Comment From: bluenote10
It would probably be helpful to document the performance impact more clearly. This can have subtle side effects, which are very hard to find. I only noticed it, because a Dask/Distributed computation was much slower than expected (use case documented on SO)
Comment From: jreback
and if u want to put up a PR would be happy to take it
Comment From: TomAugspurger
Has this been fixed in the meantime? Running the script from the original post, I see
../foo.py:15: SettingWithCopyWarning:
A value is trying to be set on a copy of a slice from a DataFrame.
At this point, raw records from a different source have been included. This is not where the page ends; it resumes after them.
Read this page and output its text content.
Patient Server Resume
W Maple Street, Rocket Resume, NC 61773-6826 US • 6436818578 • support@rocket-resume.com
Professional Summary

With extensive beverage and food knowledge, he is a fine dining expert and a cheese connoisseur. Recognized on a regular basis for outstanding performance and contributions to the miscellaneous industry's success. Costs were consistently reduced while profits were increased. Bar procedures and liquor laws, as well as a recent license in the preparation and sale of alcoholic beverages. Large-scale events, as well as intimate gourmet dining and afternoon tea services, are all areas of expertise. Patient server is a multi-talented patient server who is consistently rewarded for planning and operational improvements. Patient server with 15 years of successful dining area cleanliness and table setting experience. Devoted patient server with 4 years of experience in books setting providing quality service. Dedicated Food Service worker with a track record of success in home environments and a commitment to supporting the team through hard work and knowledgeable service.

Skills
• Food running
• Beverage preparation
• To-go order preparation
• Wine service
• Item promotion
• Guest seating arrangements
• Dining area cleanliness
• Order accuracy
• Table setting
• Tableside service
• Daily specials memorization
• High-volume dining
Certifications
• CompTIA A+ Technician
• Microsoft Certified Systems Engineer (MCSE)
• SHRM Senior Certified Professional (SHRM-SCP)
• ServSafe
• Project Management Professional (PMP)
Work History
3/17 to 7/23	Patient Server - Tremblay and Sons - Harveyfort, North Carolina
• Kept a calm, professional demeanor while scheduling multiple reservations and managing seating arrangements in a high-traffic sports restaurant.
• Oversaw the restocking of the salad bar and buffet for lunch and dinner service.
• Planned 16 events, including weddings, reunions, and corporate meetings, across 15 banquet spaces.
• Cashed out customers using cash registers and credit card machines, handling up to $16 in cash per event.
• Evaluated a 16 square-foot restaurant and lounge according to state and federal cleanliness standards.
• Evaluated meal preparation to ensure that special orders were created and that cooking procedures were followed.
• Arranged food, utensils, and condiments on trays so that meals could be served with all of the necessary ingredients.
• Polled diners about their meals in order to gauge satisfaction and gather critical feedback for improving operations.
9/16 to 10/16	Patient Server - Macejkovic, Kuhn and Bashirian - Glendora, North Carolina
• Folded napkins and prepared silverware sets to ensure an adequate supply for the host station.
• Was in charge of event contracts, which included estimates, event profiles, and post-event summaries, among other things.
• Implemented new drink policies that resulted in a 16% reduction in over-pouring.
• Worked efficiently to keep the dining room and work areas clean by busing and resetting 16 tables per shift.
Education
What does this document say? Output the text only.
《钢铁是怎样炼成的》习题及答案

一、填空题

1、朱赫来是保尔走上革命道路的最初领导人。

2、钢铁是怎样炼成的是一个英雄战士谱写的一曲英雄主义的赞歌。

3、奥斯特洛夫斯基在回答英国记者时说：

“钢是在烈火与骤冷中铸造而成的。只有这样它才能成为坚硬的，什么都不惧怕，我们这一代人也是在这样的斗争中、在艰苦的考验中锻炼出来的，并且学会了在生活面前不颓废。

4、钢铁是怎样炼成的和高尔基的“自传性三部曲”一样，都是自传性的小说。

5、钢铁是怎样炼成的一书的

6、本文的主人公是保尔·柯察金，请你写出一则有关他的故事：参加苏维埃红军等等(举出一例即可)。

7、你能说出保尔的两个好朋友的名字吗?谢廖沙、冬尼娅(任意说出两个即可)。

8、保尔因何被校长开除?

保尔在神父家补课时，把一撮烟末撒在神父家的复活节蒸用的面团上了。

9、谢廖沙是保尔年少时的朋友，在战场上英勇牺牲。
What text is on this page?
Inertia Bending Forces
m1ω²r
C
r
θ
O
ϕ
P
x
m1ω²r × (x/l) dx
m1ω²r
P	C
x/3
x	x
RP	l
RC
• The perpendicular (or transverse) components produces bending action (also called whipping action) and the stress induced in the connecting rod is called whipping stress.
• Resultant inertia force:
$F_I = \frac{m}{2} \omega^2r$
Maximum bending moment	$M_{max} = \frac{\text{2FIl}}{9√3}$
Try using .loc[row_indexer,col_indexer] = value instead
See the caveats in the documentation: http://pandas.pydata.org/pandas-docs/stable/user_guide/indexing.html#returning-a-view-versus-a-copy
df[str(c)] = np.random.uniform(size=df.shape[0])
Runtime: 0.749 sec
Runtime: 0.668 sec
I'm using pandas master, Python 3.7 on MacOS.
Comment From: TomAugspurger
https://github.com/pandas-dev/pandas/issues/27031 seems to be the most likely fix. Thanks Jeff. (https://github.com/pandas-dev/pandas/issues/27585 possibly helped, but that's less certain).
Comment From: jreback
this should be ok now @TomAugspurger is that not what u r seeing?
Comment From: TomAugspurger
I'm seeing that it's fixed now, just wanted to clarify since we had some Dask users reporting issues (but they're likely on an older pandas).